The trip from Pittsburgh to Louisville could take from 20 to 30 days, long days floating with the current, long nights waiting anxiously for daylight so they could push away from the shore and into the river again.

For mothers, the trip was a time of anxiety, worrying about children falling overboard, wondering if they had packed enough, wondering what they would find ahead…wondering if they would even make it to their new homes.

The Ohio River is extremely navigable. For nearly 700 miles between Pittsburgh and Louisville there were no impediments, but for travelers who planned to travel on to New Orleans, the so-called Falls of the Ohio near the tiny settlement of Louisville offered the first navigational challenge.

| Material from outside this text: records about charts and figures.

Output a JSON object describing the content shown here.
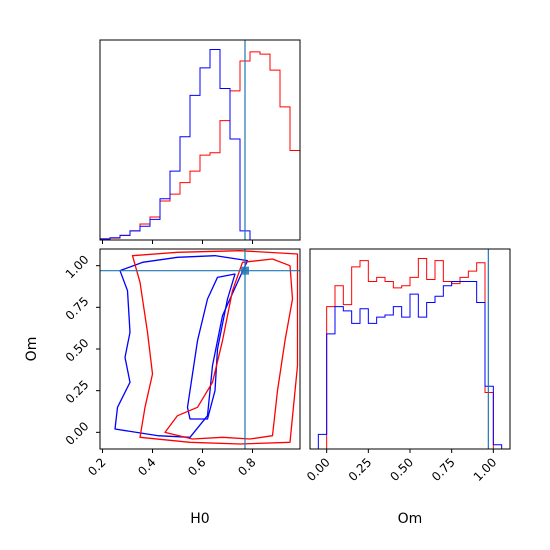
{
  "chart_data": {
    "type": "corner",
    "parameters": [
      "H0",
      "Om"
    ],
    "truth": {
      "H0": 0.77,
      "Om": 0.97
    },
    "truth_color": "#1f77b4",
    "series": [
      {
        "color": "#ff0000"
      },
      {
        "color": "#0000ff"
      }
    ],
    "panels": [
      {
        "id": "h0-marginal",
        "type": "histogram",
        "xlim": [
          0.19,
          0.99
        ],
        "bin_edges": [
          0.19,
          0.23,
          0.27,
          0.31,
          0.35,
          0.39,
          0.43,
          0.47,
          0.51,
          0.55,
          0.59,
          0.63,
          0.67,
          0.71,
          0.75,
          0.79,
          0.83,
          0.87,
          0.91,
          0.95,
          0.99
        ],
        "series": [
          {
            "color": "#ff0000",
            "counts": [
              0.5,
              0.8,
              2,
              4,
              7,
              10,
              17,
              20,
              25,
              30,
              37,
              38,
              52,
              65,
              78,
              82,
              81,
              74,
              58,
              39
            ]
          },
          {
            "color": "#0000ff",
            "counts": [
              0.5,
              1,
              2,
              4,
              6,
              9,
              18,
              30,
              45,
              63,
              75,
              83,
              66,
              44,
              4,
              0,
              0,
              0,
              0,
              0
            ]
          }
        ]
      },
      {
        "id": "h0-om-joint",
        "type": "contour",
        "xlim": [
          0.19,
          0.99
        ],
        "ylim": [
          -0.1,
          1.1
        ],
        "xticks": [
          0.2,
          0.4,
          0.6,
          0.8
        ],
        "xtick_labels": [
          "0.2",
          "0.4",
          "0.6",
          "0.8"
        ],
        "yticks": [
          0.0,
          0.25,
          0.5,
          0.75,
          1.0
        ],
        "ytick_labels": [
          "0.00",
          "0.25",
          "0.50",
          "0.75",
          "1.00"
        ],
        "xlabel": "H0",
        "ylabel": "Om",
        "contours": [
          {
            "color": "#0000ff",
            "points": [
              [
                0.55,
                0.08
              ],
              [
                0.62,
                0.08
              ],
              [
                0.65,
                0.25
              ],
              [
                0.66,
                0.5
              ],
              [
                0.7,
                0.8
              ],
              [
                0.73,
                0.95
              ],
              [
                0.66,
                0.93
              ],
              [
                0.62,
                0.8
              ],
              [
                0.58,
                0.55
              ],
              [
                0.56,
                0.35
              ],
              [
                0.54,
                0.15
              ]
            ]
          },
          {
            "color": "#0000ff",
            "points": [
              [
                0.25,
                0.02
              ],
              [
                0.42,
                -0.02
              ],
              [
                0.55,
                -0.03
              ],
              [
                0.62,
                0.1
              ],
              [
                0.64,
                0.4
              ],
              [
                0.68,
                0.7
              ],
              [
                0.74,
                0.9
              ],
              [
                0.78,
                1.03
              ],
              [
                0.65,
                1.06
              ],
              [
                0.5,
                1.05
              ],
              [
                0.36,
                1.02
              ],
              [
                0.27,
                0.97
              ],
              [
                0.3,
                0.85
              ],
              [
                0.31,
                0.6
              ],
              [
                0.29,
                0.45
              ],
              [
                0.31,
                0.3
              ],
              [
                0.26,
                0.15
              ]
            ]
          },
          {
            "color": "#ff0000",
            "points": [
              [
                0.45,
                0.0
              ],
              [
                0.56,
                -0.04
              ],
              [
                0.68,
                -0.03
              ],
              [
                0.79,
                -0.04
              ],
              [
                0.88,
                -0.02
              ],
              [
                0.9,
                0.25
              ],
              [
                0.93,
                0.55
              ],
              [
                0.96,
                0.8
              ],
              [
                0.95,
                1.0
              ],
              [
                0.88,
                1.04
              ],
              [
                0.76,
                1.02
              ],
              [
                0.72,
                0.85
              ],
              [
                0.68,
                0.55
              ],
              [
                0.64,
                0.3
              ],
              [
                0.58,
                0.15
              ],
              [
                0.5,
                0.1
              ]
            ]
          },
          {
            "color": "#ff0000",
            "points": [
              [
                0.35,
                -0.03
              ],
              [
                0.55,
                -0.06
              ],
              [
                0.75,
                -0.07
              ],
              [
                0.95,
                -0.06
              ],
              [
                0.98,
                0.4
              ],
              [
                0.98,
                1.07
              ],
              [
                0.75,
                1.09
              ],
              [
                0.5,
                1.08
              ],
              [
                0.32,
                1.06
              ],
              [
                0.35,
                0.9
              ],
              [
                0.38,
                0.6
              ],
              [
                0.4,
                0.35
              ],
              [
                0.37,
                0.15
              ]
            ]
          }
        ]
      },
      {
        "id": "om-marginal",
        "type": "histogram",
        "xlim": [
          -0.1,
          1.1
        ],
        "xticks": [
          0.0,
          0.25,
          0.5,
          0.75,
          1.0
        ],
        "xtick_labels": [
          "0.00",
          "0.25",
          "0.50",
          "0.75",
          "1.00"
        ],
        "xlabel": "Om",
        "bin_edges": [
          -0.05,
          0.0,
          0.05,
          0.1,
          0.15,
          0.2,
          0.25,
          0.3,
          0.35,
          0.4,
          0.45,
          0.5,
          0.55,
          0.6,
          0.65,
          0.7,
          0.75,
          0.8,
          0.85,
          0.9,
          0.95,
          1.0,
          1.05
        ],
        "series": [
          {
            "color": "#ff0000",
            "counts": [
              0,
              68,
              78,
              69,
              87,
              90,
              80,
              82,
              80,
              77,
              78,
              82,
              91,
              81,
              90,
              80,
              79,
              82,
              85,
              89,
              27,
              0
            ]
          },
          {
            "color": "#0000ff",
            "counts": [
              7,
              55,
              68,
              66,
              60,
              67,
              60,
              63,
              64,
              68,
              63,
              74,
              63,
              70,
              73,
              78,
              80,
              80,
              80,
              70,
              30,
              2
            ]
          }
        ]
      }
    ]
  }
}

You could say the city of Louisville owes its existence to the Falls of the Ohio, because it became the custom for boats traveling to the Mississippi to stop at that tiny settlement. There the passengers disembarked and traveled by land to meet their boat a few miles downriver. Meanwhile the boatman navigated through the rough water of the “falls,” usually successfully but not always easily.

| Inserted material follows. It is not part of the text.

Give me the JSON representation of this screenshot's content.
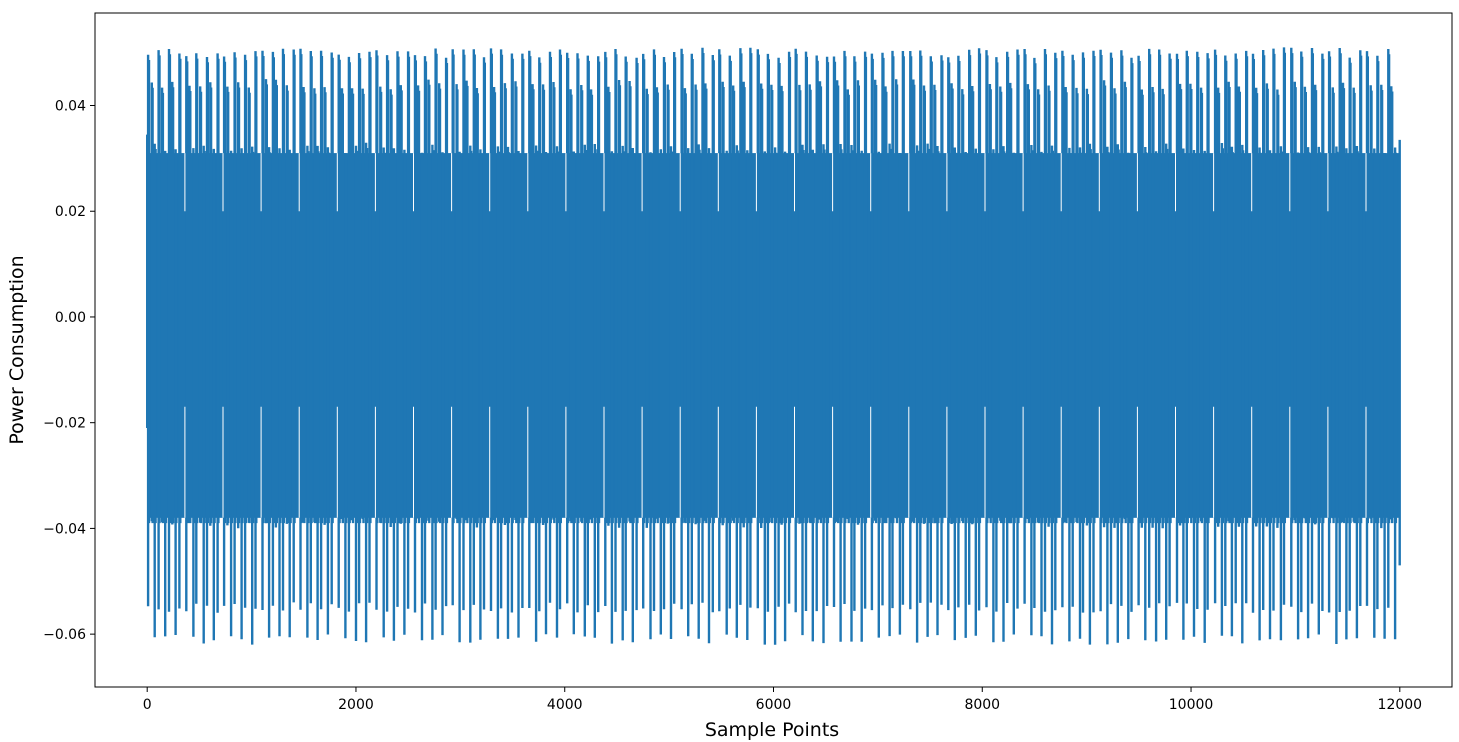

I’m not sure who called this part of the river a “falls.” It’s more rapids than falls, lacking the precipitous drop one would expect. It is a rather long stretch of rough water with sharp limestone ledges. The river surface drops some 24 feet but it does so over a distance of about 2 miles, so a skilled pilot could work his way through to smoother water.

At this spot in the river, in this tiny settlement of less than 100 small cabins, some travelers chose to end their river journey and travel by land to new homes in Kentucky.

This is how my family came to Kentucky. At Louisville, they unloaded the boat and somehow transported all their belongings to an area some 20 miles south. Here, at a settlement that came to be known as Breshear’s Station, they began their new lives.

For the men who had already seen and walked this new territory, responsible only for themselves and the man next to them, there was the new pressure of having their families with them. They knew the dangers and the work that awaited, they knew they had to build shelters and plant crops and find game to feed, but there was industry here along the salt creeks.

This was not a trip taken lightly. Their lives and the lives of their families…and even the lives of future generations…my life…was changed dramatically by the decision to make this journey and the choices they would make in the future.

This was my family. This is how we came down the river to Kaintuck.